司徒盛云領頭站在最前面,身后有人端上來一盆清水給他凈手,洗完之后他又整理了下衣裳然后神情莊重的邁步踏入了墓地之中,直奔著中間的一塊墓碑走了過去。
王家的兩個老人拿著風水羅盤一左一右的分開開始在墳地四周查探起來。
向缺轉頭看著王胖子問道:“我還奇怪呢,你大伯怎么把你給派了過來,你一盜墓的來人家祖墳地多不吉利啊”
“我來就是過場的,畢竟我是王家直系子孫么,給司徒家一個面子唄,估計是這么回事”
司徒盛云走到一塊墓碑之前停了下來,墓碑的相片是一個人的黑白半身照,頭發微禿劍眉倒豎,兩邊顴骨高于臉頰,有此面相之人乃正統的王侯將相命,不怒而威霸氣側漏,在近代最為大家所熟知的帶有此面相的人就要算那位喜歡拍桌子深得民心的鐵腕總里了。

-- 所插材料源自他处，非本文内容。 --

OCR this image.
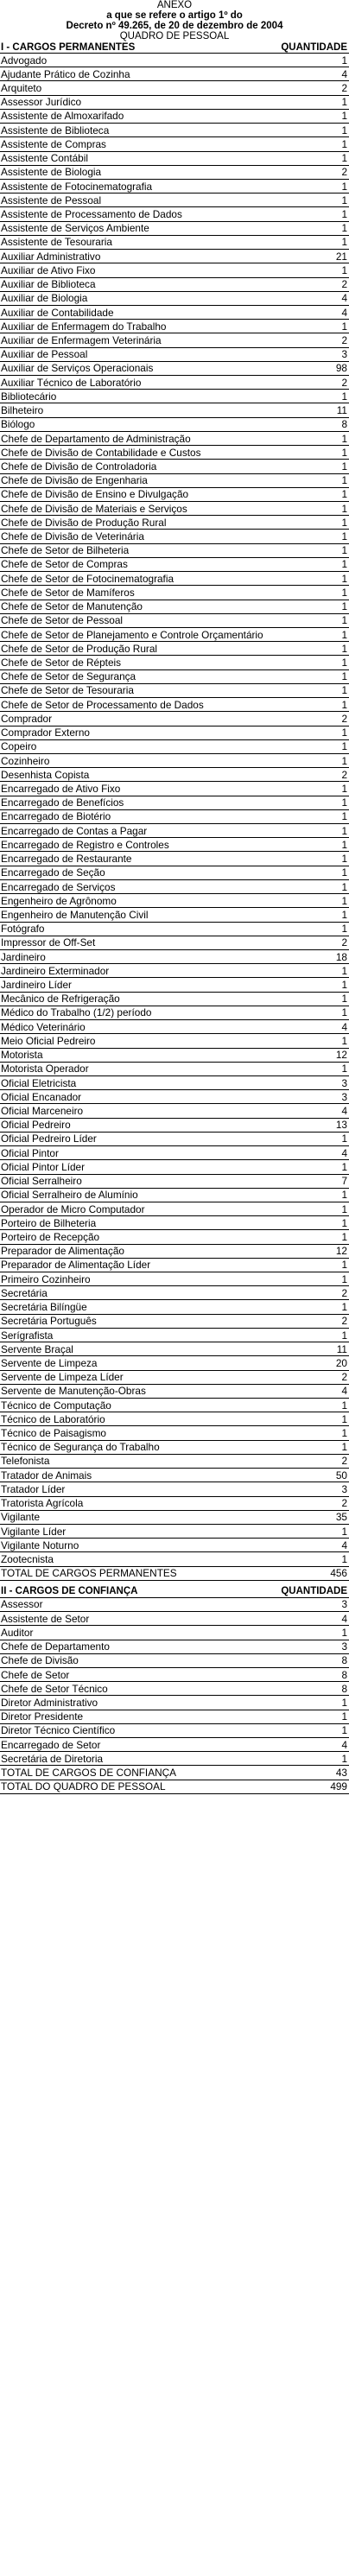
ANEXO
a que se refere o artigo 1º do
Decreto nº 49.265, de 20 de dezembro de 2004
QUADRO DE PESSOAL
I - CARGOS PERMANENTES	QUANTIDADE
Advogado	1
Ajudante Prático de Cozinha	4
Arquiteto	2
Assessor Jurídico	1
Assistente de Almoxarifado	1
Assistente de Biblioteca	1
Assistente de Compras	1
Assistente Contábil	1
Assistente de Biologia	2
Assistente de Fotocinematografia	1
Assistente de Pessoal	1
Assistente de Processamento de Dados	1
Assistente de Serviços Ambiente	1
Assistente de Tesouraria	1
Auxiliar Administrativo	21
Auxiliar de Ativo Fixo	1
Auxiliar de Biblioteca	2
Auxiliar de Biologia	4
Auxiliar de Contabilidade	4
Auxiliar de Enfermagem do Trabalho	1
Auxiliar de Enfermagem Veterinária	2
Auxiliar de Pessoal	3
Auxiliar de Serviços Operacionais	98
Auxiliar Técnico de Laboratório	2
Bibliotecário	1
Bilheteiro	11
Biólogo	8
Chefe de Departamento de Administração	1
Chefe de Divisão de Contabilidade e Custos	1
Chefe de Divisão de Controladoria	1
Chefe de Divisão de Engenharia	1
Chefe de Divisão de Ensino e Divulgação	1
Chefe de Divisão de Materiais e Serviços	1
Chefe de Divisão de Produção Rural	1
Chefe de Divisão de Veterinária	1
Chefe de Setor de Bilheteria	1
Chefe de Setor de Compras	1
Chefe de Setor de Fotocinematografia	1
Chefe de Setor de Mamíferos	1
Chefe de Setor de Manutenção	1
Chefe de Setor de Pessoal	1
Chefe de Setor de Planejamento e Controle Orçamentário	1
Chefe de Setor de Produção Rural	1
Chefe de Setor de Répteis	1
Chefe de Setor de Segurança	1
Chefe de Setor de Tesouraria	1
Chefe de Setor de Processamento de Dados	1
Comprador	2
Comprador Externo	1
Copeiro	1
Cozinheiro	1
Desenhista Copista	2
Encarregado de Ativo Fixo	1
Encarregado de Benefícios	1
Encarregado de Biotério	1
Encarregado de Contas a Pagar	1
Encarregado de Registro e Controles	1
Encarregado de Restaurante	1
Encarregado de Seção	1
Encarregado de Serviços	1
Engenheiro de Agrônomo	1
Engenheiro de Manutenção Civil	1
Fotógrafo	1
Impressor de Off-Set	2
Jardineiro	18
Jardineiro Exterminador	1
Jardineiro Líder	1
Mecânico de Refrigeração	1
Médico do Trabalho (1/2) período	1
Médico Veterinário	4
Meio Oficial Pedreiro	1
Motorista	12
Motorista Operador	1
Oficial Eletricista	3
Oficial Encanador	3
Oficial Marceneiro	4
Oficial Pedreiro	13
Oficial Pedreiro Líder	1
Oficial Pintor	4
Oficial Pintor Líder	1
Oficial Serralheiro	7
Oficial Serralheiro de Alumínio	1
Operador de Micro Computador	1
Porteiro de Bilheteria	1
Porteiro de Recepção	1
Preparador de Alimentação	12
Preparador de Alimentação Líder	1
Primeiro Cozinheiro	1
Secretária	2
Secretária Bilíngüe	1
Secretária Português	2
Serígrafista	1
Servente Braçal	11
Servente de Limpeza	20
Servente de Limpeza Líder	2
Servente de Manutenção-Obras	4
Técnico de Computação	1
Técnico de Laboratório	1
Técnico de Paisagismo	1
Técnico de Segurança do Trabalho	1
Telefonista	2
Tratador de Animais	50
Tratador Líder	3
Tratorista Agrícola	2
Vigilante	35
Vigilante Líder	1
Vigilante Noturno	4
Zootecnista	1
TOTAL DE CARGOS PERMANENTES	456
II - CARGOS DE CONFIANÇA	QUANTIDADE
Assessor	3
Assistente de Setor	4
Auditor	1
Chefe de Departamento	3
Chefe de Divisão	8
Chefe de Setor	8
Chefe de Setor Técnico	8
Diretor Administrativo	1
Diretor Presidente	1
Diretor Técnico Científico	1
Encarregado de Setor	4
Secretária de Diretoria	1
TOTAL DE CARGOS DE CONFIANÇA	43
TOTAL DO QUADRO DE PESSOAL	499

這時,王家的那兩位老者已經繞墳地走了半圈,其中一位還在往回繞著,但另一位卻忽然停下了腳步,明顯神色有點異常起來。
王玄真和向缺同時一愣,這時墓碑前的司徒盛云開始祭拜起來。
“噗通”他雙腿膝蓋一彎人就跪了下了去。
“唰”王玄真,向缺,還有王家的兩個老者似乎瞬間感悟到了什么,四人同時抬頭望天,看向西南方。
開平,西南十幾公里外的半空忽然烏云籠罩,云壓的極低,風雨欲來。